白酒むふふ 桃月庵白酒「鰻の幇間」&「青菜」

「白酒むふふ~桃月庵白酒独演会」に行きました。「鰻の幇間」と「青菜」の二席。ゲストはウクレレえいじ先生、開口一番は桃月庵こはくさんで「ろくろ首」だった。

「鰻の幇間」。藤村の羊羹を二竿携えて、野幇間が穴釣りをしようと稲葉さんと若林さんのお宅を訪ねるも失敗に終わり、岡釣りに切り替える演出は白酒師匠ならでは。

正体不明の男と鰻屋に入ったものの、無銭飲食で騙さたことが判って、野幇間が店員に悪態をつくところが面白い。埃だらけの二階座敷を掃除しなさいという忠告にはじまり、子どもに使わせるな、箸置きかと思ったら消しゴムだった…コクヨとある!お猪口が三蔵法師と孫悟空、徳利が沙悟浄と猪八戒、西遊記か!5年前まで中華屋をやっていたと聞いて、「だからお新香がザーサイだったのか!」。怒っているんじゃありません、憤っているんです!

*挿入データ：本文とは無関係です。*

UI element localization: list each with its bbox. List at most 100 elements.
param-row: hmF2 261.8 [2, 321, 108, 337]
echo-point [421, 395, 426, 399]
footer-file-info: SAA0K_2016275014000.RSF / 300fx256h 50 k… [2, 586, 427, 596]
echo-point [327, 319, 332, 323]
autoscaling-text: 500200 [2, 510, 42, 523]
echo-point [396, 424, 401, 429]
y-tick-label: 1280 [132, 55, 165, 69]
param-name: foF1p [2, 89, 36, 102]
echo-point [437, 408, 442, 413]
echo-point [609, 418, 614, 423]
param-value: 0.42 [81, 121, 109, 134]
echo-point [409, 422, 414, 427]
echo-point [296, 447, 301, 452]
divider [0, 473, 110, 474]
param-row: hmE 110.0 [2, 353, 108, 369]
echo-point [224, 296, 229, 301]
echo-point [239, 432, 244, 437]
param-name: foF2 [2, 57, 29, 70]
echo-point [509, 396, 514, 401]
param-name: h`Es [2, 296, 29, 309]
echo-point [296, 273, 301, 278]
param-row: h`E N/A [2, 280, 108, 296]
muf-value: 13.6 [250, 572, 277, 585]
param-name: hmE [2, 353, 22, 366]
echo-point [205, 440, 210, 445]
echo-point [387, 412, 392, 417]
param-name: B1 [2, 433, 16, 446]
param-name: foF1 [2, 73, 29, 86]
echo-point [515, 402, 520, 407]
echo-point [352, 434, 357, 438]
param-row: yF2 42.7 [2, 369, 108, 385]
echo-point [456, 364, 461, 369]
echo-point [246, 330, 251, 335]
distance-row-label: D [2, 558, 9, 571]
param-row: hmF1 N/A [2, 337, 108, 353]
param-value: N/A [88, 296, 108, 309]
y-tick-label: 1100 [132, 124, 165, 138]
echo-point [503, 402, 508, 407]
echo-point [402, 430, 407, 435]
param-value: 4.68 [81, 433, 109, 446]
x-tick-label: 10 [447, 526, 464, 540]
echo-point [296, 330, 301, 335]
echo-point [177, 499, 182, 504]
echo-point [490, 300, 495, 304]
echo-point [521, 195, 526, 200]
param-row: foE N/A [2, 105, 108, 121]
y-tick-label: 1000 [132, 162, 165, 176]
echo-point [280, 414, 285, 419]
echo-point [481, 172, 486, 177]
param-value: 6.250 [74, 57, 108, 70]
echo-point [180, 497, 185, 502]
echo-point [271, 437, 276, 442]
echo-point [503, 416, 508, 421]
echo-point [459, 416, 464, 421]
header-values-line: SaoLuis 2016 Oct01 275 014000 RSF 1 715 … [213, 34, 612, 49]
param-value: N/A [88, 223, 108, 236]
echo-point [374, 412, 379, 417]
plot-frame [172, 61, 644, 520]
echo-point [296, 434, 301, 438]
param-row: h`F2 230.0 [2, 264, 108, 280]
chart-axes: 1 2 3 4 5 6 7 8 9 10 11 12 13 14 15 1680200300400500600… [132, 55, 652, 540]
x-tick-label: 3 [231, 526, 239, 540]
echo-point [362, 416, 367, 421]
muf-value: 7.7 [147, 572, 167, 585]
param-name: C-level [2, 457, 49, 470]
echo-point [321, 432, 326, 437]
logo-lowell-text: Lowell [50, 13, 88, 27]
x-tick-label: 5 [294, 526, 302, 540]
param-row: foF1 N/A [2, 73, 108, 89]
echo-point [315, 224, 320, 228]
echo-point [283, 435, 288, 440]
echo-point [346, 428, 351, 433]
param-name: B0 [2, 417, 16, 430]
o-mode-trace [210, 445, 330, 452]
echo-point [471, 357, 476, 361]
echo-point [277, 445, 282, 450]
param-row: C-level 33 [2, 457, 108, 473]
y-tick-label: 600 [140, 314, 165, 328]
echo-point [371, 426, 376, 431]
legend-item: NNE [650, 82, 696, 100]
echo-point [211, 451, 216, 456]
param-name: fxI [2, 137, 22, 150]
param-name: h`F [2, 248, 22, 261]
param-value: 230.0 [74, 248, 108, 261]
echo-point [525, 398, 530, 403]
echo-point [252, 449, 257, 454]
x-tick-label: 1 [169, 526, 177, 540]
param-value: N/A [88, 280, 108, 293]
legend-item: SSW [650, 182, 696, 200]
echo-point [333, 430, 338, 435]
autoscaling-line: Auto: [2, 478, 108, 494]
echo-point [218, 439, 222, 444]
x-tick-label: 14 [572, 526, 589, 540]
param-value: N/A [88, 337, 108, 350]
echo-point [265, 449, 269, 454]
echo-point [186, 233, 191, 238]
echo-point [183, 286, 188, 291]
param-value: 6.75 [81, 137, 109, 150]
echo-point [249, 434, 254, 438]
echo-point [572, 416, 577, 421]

酒は「上善如水」ならぬ「上善如酒」!鰻重の中を差して「これは何?」と訊くと、「国産です」「浜名湖の養殖です」「産地直送です」と答えるものの、最後まで「鰻」と言わない店員がすごい。掛け軸は「いいじゃないか、人間だもの」…「まつを」とある!みつをじゃないんだ、山崎?圓生か!そういう問題じゃない!

カスハラ(カスタマーハラスメント)?カスハラは不条理に怒ることを言うの!言っていることは全て道理にかなっているでしょ!というのが、最高に可笑しかった。

「青菜」。お屋敷での植木屋の反応がまず愉しい。鯉の洗いを見て、皮は黒いのに身は白いと教えられ、「日焼けした白人だね」。下に氷が敷いてあって、それをジュルーと口の中に入れて、「この氷、冷えてます!」。帰り道で、鯉の洗いなんて酢味噌の味しかしなくて、美味くもなんともない、氷の方が美味かったというのが可笑しい。

菜がないという隠し言葉、「鞍馬から牛若丸が出でまして、その名を九郎判官」を聞いて、「旦那、逃げましょう。裏庭からハルクホーガンが来ているんでしょ!」。謎解きを聞いて、「だったら、菜持ってこい!…食っちゃってないよ!でいいでしょう」。奥様が三つ指を付いたのも、「最上級の物貰いですか?」。

家に帰って、このことを女房に話すと、女房の方から「やってみたい!」と率先して、このお屋敷ごっこをはじめるというのが面白い。建具屋の半さんに対し、「ご精が出ますな、植木屋さん!」「汚れてもかまわん、お座りなさい」「あなたは日向で仕事をしていたから口に熱がある」…。

湯呑をガラスのコップ、当たり前の酒を柳影、鰯の塩焼きを鯉の洗いに見立てて、「脂が乗って美味いな」と言うと、「極淡泊なものです」。「菜は嫌いだ」というのを強引に「食べたい」と言わせ、押し入れから汗だくの女房が「旦那さまー」と登場するという…。漫画チックな映像が浮かぶ愉しい高座だった。